Heuchera Cylindrica ‘Greenfinch’

By Davis Landscape Architecture @DavisLandArch

Heuchera cylindrica 'Greenfinch' (22/05/2016, Kew Gardens, London)

Heuchera cylindrica ‘Greenfinch’ (22/05/2016, Kew Gardens, London)

Position: Full sun to partial shade

Flowering period: Summer

Soil: Moist, well drained

Eventual Height: 90cm

Eventual Spread: 50cm

Hardiness: 4b, 5a, 5b, 6a, 6b,7 a, 7b, 8a, 8b, 9a

Family: Saxifragaceae

Heuchera cylindrica ‘Greenfinch’ is a semi-evergreen herbaceous perennial with a low growing, clump forming habit. Its mid green leaves are rounded with up to 7 shallow lobes and dentate margins, up to 7cm long and 8cm across. Its yellow/ green flowers are bell shaped and arranged in dense terminal clusters. Its fruit is a small capsule.

Heuchera cylindrica 'Greenfinch' Flower (22/05/2016, Kew Gardens, London)

Heuchera cylindrica ‘Greenfinch’ Flower (22/05/2016, Kew Gardens, London)

The species Heuchera cylindrica, commonly known as Roundleaf Alumroot or Coral Flower, is native to the west of the United States. In its native habitat it grows on rocky slopes, grassland and open forests.

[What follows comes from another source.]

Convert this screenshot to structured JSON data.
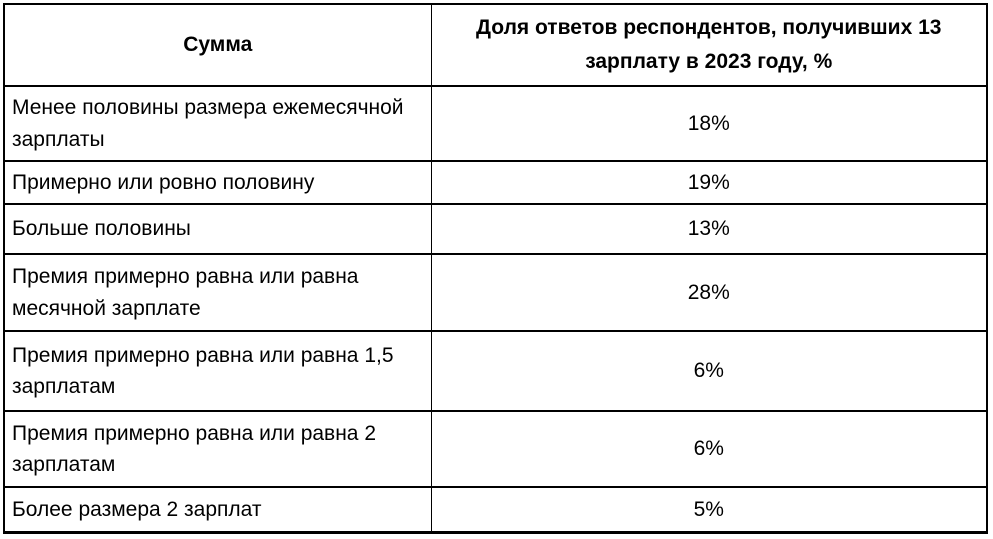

The etymological root of the binomial name Heuchera was named for Johann Heinrich von Heucher, the 18th century professor of medicine and botanist at Wittenberg, Germany. Cylindrica is from the Latin meaning ‘cylindrical, in reference to the the shape of the leaf.

The landscape architect may find Heuchera cylindrica ‘Greenfinch’ useful as a low growing ground cover plant, particularly in dappled shade locations. Once established this plant is drought tolerant.

Heuchera cylindrica 'Greenfinch' Leaf (22/05/2016, Kew Gardens, London)

Heuchera cylindrica ‘Greenfinch’ Leaf (22/05/2016, Kew Gardens, London)

Ecologically,  Heuchera cylindrica ‘Greenfinch’ flowers are attractive to pollinating insects.

Heuchera cylindrica ‘Greenfinch’ prefers moist, fertile, well-drained soils. It prefers a neutral pH of soil. This plant will not tolerate water-logging.

Heuchera cylindrica ‘Greenfinch’ requires little maintenance. Large clumps may be divided in autumn.